Said Hellmuth: "When you play tennis like you did today, you don't have to worry about anything.''
Then they were off to play for the second time in a few days, though apparently not for anything more than Roddick's usual $20 games. At least I hope so. Yevgeny Kafelnikov says he has quit tennis to become a pro poker player, but Roddick isn't ready for that yet.
"I'm a lot more confident hitting the second serve than I am at the poker table right now,'' Roddick said.
Hellmuth, who lives in Palo Alto, came down to watch Roddick beat Thomas Enqvist on Friday because he read that Roddick considered Hellmuth one of his favorite people in sports.
They met and hit it off after the match, went out for dinner, played some poker and looked like old-time card buddies by Sunday afternoon, trading stories and barbs about their respective professional endeavors. And professional tantrums.
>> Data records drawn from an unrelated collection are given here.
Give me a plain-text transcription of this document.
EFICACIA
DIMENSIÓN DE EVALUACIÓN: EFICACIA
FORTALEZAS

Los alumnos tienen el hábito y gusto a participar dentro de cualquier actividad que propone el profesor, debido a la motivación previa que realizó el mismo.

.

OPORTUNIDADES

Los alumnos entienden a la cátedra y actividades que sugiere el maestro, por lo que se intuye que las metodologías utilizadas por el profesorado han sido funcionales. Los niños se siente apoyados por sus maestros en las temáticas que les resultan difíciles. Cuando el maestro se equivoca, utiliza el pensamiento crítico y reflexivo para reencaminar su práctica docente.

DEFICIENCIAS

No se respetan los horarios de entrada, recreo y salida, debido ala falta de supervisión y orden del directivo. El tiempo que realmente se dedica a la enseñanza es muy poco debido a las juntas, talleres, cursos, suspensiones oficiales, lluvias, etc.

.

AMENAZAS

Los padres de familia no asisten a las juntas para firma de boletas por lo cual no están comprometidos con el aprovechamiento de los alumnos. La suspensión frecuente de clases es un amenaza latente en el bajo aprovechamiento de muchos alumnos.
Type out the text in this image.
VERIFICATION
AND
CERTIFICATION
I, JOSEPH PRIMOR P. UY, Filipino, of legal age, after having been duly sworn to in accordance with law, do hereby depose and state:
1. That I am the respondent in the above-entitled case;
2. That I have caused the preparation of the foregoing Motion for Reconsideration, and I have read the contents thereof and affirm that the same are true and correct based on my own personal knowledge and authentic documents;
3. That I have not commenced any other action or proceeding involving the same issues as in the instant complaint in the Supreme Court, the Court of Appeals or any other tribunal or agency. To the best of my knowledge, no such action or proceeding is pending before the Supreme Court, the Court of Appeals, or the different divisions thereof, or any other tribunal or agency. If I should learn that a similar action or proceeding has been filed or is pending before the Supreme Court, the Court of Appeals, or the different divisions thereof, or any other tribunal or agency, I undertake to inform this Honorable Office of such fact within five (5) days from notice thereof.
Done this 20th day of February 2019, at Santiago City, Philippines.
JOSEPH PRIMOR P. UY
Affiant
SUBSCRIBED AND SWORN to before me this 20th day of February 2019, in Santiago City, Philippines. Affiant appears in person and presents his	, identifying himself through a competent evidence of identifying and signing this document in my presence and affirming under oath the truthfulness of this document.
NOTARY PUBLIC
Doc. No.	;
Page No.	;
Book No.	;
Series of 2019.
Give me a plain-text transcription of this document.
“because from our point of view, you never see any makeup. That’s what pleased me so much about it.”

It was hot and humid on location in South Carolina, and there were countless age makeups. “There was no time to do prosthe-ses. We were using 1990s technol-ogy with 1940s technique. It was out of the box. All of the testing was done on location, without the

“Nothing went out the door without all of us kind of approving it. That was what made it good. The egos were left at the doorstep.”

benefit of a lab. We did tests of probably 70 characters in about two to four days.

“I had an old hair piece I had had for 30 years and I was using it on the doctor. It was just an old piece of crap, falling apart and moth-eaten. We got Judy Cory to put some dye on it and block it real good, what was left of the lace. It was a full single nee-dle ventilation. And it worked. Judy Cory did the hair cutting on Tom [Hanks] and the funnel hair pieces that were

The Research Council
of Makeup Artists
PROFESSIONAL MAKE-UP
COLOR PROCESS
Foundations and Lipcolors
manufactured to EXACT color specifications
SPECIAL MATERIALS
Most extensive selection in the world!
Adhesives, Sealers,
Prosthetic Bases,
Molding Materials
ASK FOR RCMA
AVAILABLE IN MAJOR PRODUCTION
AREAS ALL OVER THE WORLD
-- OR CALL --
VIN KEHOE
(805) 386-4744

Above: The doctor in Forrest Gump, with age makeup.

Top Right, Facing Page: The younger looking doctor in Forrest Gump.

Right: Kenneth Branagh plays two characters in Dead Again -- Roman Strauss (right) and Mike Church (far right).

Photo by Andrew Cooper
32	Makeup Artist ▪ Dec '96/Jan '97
"In both, you can go on tilt,'' Hellmuth said, using the poker term for losing your cool under fire. "I saw Andy go a little on tilt Friday night. And I go on tilt for whatever reasons -- something goes wrong, you lose a big hand, the next thing you know, I'm losing chips.''
"I said, 'I thought you were a little on tilt Friday night.' He started laughing. He said, 'Tilt? You should've seen me on Thursday night. ' ''
Roddick said he first dabbled in poker last year with the rest of the U.S. Davis Cup team and was quickly embarrassed by how poorly he played.
Now he organizes card games at tournaments to help kill the time and, you'd have to assume, hone the killer instinct.
"I'm all over the place,'' Roddick said when asked if he's a big bluffer. "There's no need for my poker face. 'Cause you just don't know what's coming anyway and sometimes it's horrible.
"My problem is, you know, in tennis you get to play every point. And that's great. I kind of take that philosophy into poker, and it's not good every time.
"Phil told me, 'You know, it's not Black Jack. You can't play every hand.' ''
Yeah, in poker, sometimes you're supposed to fold. In tennis, folding is a very, very bad thing.
And maybe Roddick will be a little less likely to do it, now that he has gone to Hellmuth and back a few times.